It is pretty heart wrenching to see a great deal of folk these days suffer from severely debilitating syndromes that leave them paralyzed as well as completely dependent on the assistance of others. Good thing medical science have advanced by some degrees, and among these include automated wheelchairs that allow such folks unprecedented freedom to move around on their own, gaining back their self-respect and esteem in the process. When it comes to assistive technology, researchers from the University of South Florida are pushing the proverbial envelope even further by working on a wheelchair that has its own mechanical arm. What makes this special is the wheelchair’s ability to hold a system that relies on EEG, reading the user’s brain waves while sending translated signals to the robotic arm to move it accordingly. Man and machine working together telepathically? I’m sold.

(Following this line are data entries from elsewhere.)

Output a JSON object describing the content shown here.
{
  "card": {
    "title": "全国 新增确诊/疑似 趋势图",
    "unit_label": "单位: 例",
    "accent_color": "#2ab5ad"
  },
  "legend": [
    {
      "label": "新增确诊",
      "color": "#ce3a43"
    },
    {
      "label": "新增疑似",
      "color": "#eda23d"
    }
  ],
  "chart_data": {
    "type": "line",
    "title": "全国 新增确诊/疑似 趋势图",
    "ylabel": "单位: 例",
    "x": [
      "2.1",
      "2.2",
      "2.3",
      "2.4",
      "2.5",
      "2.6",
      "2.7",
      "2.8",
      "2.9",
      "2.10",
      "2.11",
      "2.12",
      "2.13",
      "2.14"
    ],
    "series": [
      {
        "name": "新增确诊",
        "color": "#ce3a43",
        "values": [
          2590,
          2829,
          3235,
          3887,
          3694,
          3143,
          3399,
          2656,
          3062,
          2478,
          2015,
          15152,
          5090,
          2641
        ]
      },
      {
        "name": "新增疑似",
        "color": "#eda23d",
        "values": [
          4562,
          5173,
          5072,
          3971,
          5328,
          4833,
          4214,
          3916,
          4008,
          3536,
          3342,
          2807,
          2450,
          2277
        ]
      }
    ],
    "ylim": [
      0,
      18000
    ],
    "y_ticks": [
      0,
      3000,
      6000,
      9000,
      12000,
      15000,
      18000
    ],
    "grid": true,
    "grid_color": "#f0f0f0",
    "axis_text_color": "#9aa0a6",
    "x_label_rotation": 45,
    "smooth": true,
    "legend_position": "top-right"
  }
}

Initial testing by human users has successfully proven that the WMRA control system can be used without having the user to use even a single muscle. The WMRA also will not use any pre-programmed movements unless chosen by the user beforehand. Rajiv Dubey, professor and chair of the USF Department of Mechanical Engineering, and director of the Center for Rehabilitation Engineering & Technology, has mentioned in passing that such a design (in the field of intelligent therapeutic and assistive robotic systems such as the WMRA) is based on sensor-fusion technology, which is utilized to map limited human input into complex motion via a method known as “sensor-assisted scaled teleoperation.”
The WMRA will seem like a heaven-sent device that will help folks suffering from “locked-in syndrome,” an entirely paralytic condition that leaves people unable to move despite maintaining a normal standard of intellectual standards. We hope that the WMRA will be made available to all soonest possible at the lowest price, although the latter will be almost impossible to achieve.